Over the following weeks, Riley skipped his work at the clothing warehouse, telling his bosses he had a string of dental appointments. When he was eventually given the role of Curtis in Control, he phoned to say he wasn’t going back to work because he was making a movie. “They said to me, that’s your worst excuse for not coming into work yet,” he laughs.

Control, released in 2007 and based on Curtis’s wife Deborah’s memoir of her life with the troubled singer in Macclesfield, won critical acclaim and set Riley on a path of movie and TV stardom.

However, his actual debut was very nearly a few years earlier, in another movie about Manchester’s music scene – Michael Winterbottom’s portrayal of the Factory era, 24 Hour Party People, which came out in 2002.

He originally auditioned to play Joy Division/New Order drummer Stephen Morris. “I’d been in a fight the night before in Leeds,” says Riley – who doesn’t drink at all these days – airily. “I turned up to the audition with a black eye. The director came up to me and said, can you play the drums? When I said I couldn’t he looked at the state of me and said, I might have another part for you.”

That was of hell-raising The Fall frontman Mark E Smith and Riley spent the next few weeks filming in Manchester. “It was quite a riotous set. I’d go out with the lads who were playing the Happy Mondays. They stayed in character the whole time, and we ended up a bit worse for wear.”

Riley proudly took a group of friends to the cinema to watch the movie, only to find out he’d ended up on the cutting room floor. “We were just sitting there, waiting for my scene, and it never came,” he says.

Riley as Joy Division’s Ian Curtis in Control

But Control, directed by legendary rock photographer Anton Corbijn, made Riley’s name and roles swiftly followed in the science fiction film Franklyn, the 2010 adaptation of Graham Greene’s Brighton Rock, and On The Road in 2012, then opposite Angelina Jolie in Disney’s re-imagining of the Sleeping Beauty classic Maleficent.

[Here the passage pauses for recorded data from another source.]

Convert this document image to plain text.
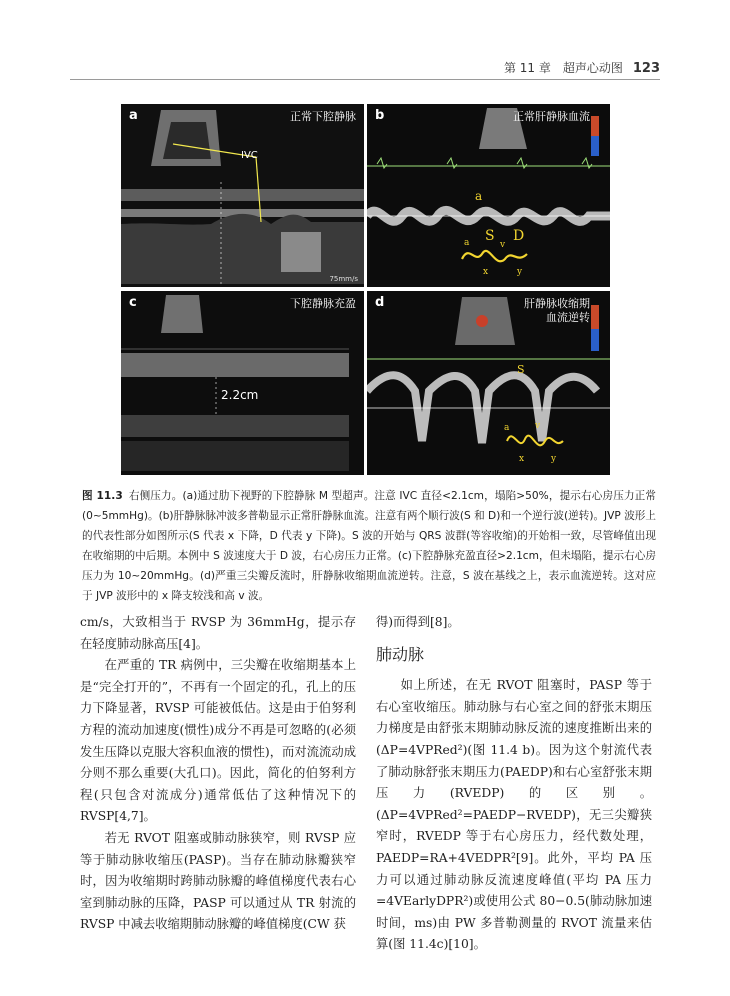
第 11 章　超声心动图 123
a	正常下腔静脉
IVC
75mm/s
b	正常肝静脉血流
a
S D
a
x
v
y
c	下腔静脉充盈
2.2cm
d	肝静脉收缩期
血流逆转
a
S
x
v
y
图 11.3 右侧压力。(a)通过肋下视野的下腔静脉 M 型超声。注意 IVC 直径<2.1cm，塌陷>50%，提示右心房压力正常(0~5mmHg)。(b)肝静脉脉冲波多普勒显示正常肝静脉血流。注意有两个顺行波(S 和 D)和一个逆行波(逆转)。JVP 波形上的代表性部分如图所示(S 代表 x 下降，D 代表 y 下降)。S 波的开始与 QRS 波群(等容收缩)的开始相一致，尽管峰值出现在收缩期的中后期。本例中 S 波速度大于 D 波，右心房压力正常。(c)下腔静脉充盈直径>2.1cm，但未塌陷，提示右心房压力为 10~20mmHg。(d)严重三尖瓣反流时，肝静脉收缩期血流逆转。注意，S 波在基线之上，表示血流逆转。这对应于 JVP 波形中的 x 降支较浅和高 v 波。

cm/s，大致相当于 RVSP 为 36mmHg，提示存在轻度肺动脉高压[4]。

在严重的 TR 病例中，三尖瓣在收缩期基本上是“完全打开的”，不再有一个固定的孔，孔上的压力下降显著，RVSP 可能被低估。这是由于伯努利方程的流动加速度(惯性)成分不再是可忽略的(必须发生压降以克服大容积血液的惯性)，而对流流动成分则不那么重要(大孔口)。因此，简化的伯努利方程(只包含对流成分)通常低估了这种情况下的 RVSP[4,7]。

若无 RVOT 阻塞或肺动脉狭窄，则 RVSP 应等于肺动脉收缩压(PASP)。当存在肺动脉瓣狭窄时，因为收缩期时跨肺动脉瓣的峰值梯度代表右心室到肺动脉的压降，PASP 可以通过从 TR 射流的 RVSP 中减去收缩期肺动脉瓣的峰值梯度(CW 获

得)而得到[8]。

肺动脉

如上所述，在无 RVOT 阻塞时，PASP 等于右心室收缩压。肺动脉与右心室之间的舒张末期压力梯度是由舒张末期肺动脉反流的速度推断出来的(ΔP=4VPRed²)(图 11.4 b)。因为这个射流代表了肺动脉舒张末期压力(PAEDP)和右心室舒张末期压力(RVEDP)的区别。(ΔP=4VPRed²=PAEDP−RVEDP)，无三尖瓣狭窄时，RVEDP 等于右心房压力，经代数处理，PAEDP=RA+4VEDPR²[9]。此外，平均 PA 压力可以通过肺动脉反流速度峰值(平均 PA 压力=4VEarlyDPR²)或使用公式 80−0.5(肺动脉加速时间，ms)由 PW 多普勒测量的 RVOT 流量来估算(图 11.4c)[10]。
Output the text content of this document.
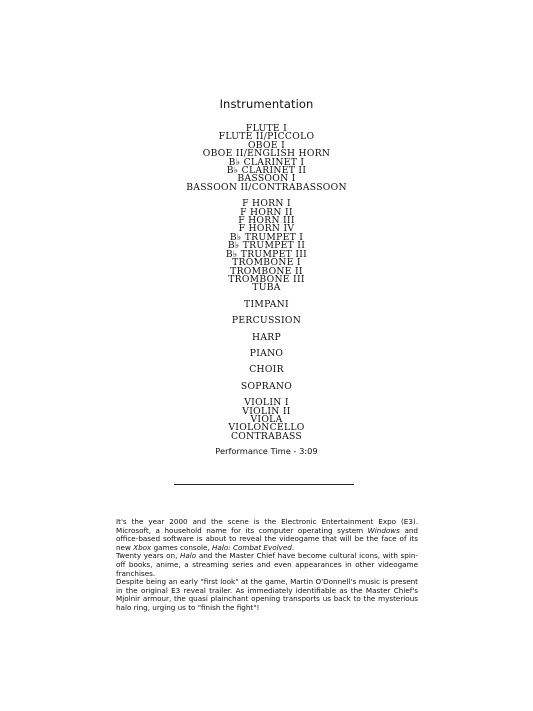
Instrumentation
FLUTE I
FLUTE II/PICCOLO
OBOE I
OBOE II/ENGLISH HORN
B♭ CLARINET I
B♭ CLARINET II
BASSOON I
BASSOON II/CONTRABASSOON
F HORN I
F HORN II
F HORN III
F HORN IV
B♭ TRUMPET I
B♭ TRUMPET II
B♭ TRUMPET III
TROMBONE I
TROMBONE II
TROMBONE III
TUBA
TIMPANI
PERCUSSION
HARP
PIANO
CHOIR
SOPRANO
VIOLIN I
VIOLIN II
VIOLA
VIOLONCELLO
CONTRABASS
Performance Time - 3:09

It's the year 2000 and the scene is the Electronic Entertainment Expo (E3). Microsoft, a household name for its computer operating system Windows and office-based software is about to reveal the videogame that will be the face of its new Xbox games console, Halo: Combat Evolved.

Twenty years on, Halo and the Master Chief have become cultural icons, with spin-off books, anime, a streaming series and even appearances in other videogame franchises.

Despite being an early "first look" at the game, Martin O'Donnell's music is present in the original E3 reveal trailer. As immediately identifiable as the Master Chief's Mjolnir armour, the quasi plainchant opening transports us back to the mysterious halo ring, urging us to "finish the fight"!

Control also set him on another path. While filming he met Romanian-German actor Alexandra Maria Lara, who was playing Annik Honoré, the Belgian journalist with whom Curtis had an affair. Riley and Lara married in 2009 and relocated to Berlin, where they have a son together.

“I’ve been made welcome here. I love it here and I integrated. It’s funny, living here allows me to enjoy my Englishness more. There aren’t any questions about what class you are or anything like that. I’m just a Yorkshireman in Berlin.”

Riley’s parents still live in Menston, and he made a rare visit back to the north for Sometimes Always Never, which was filmed around York as well as on Merseyside. It was the script that clinched it for him, written by Frank Cottrell Boyce, who had also scripted 24 Hour Party People.

“It wasn’t too dark and it had comedic aspects, despite being about a serious subject. Also, it wasn’t based on a book and it wasn’t a biography, so I got to play the character for the first time without any preconceptions.”

Beyond that, Riley is next year reprising his role as Jolie’s love interest Diaval in the sequel to Maleficent, and also playing another real-life character in the shape of Pierre Curie, opposite Rosamund Pike’s Marie Curie, in the biopic of her life, Radioactive.

His brief sojourn back to home territory for Sometime Always Everywhere has given him a fresh appreciation of the north. “I’m very proud of where I come from,” he says. “And I’m grateful to the north for what it’s given me. Northern humour is appreciated and admired everywhere.”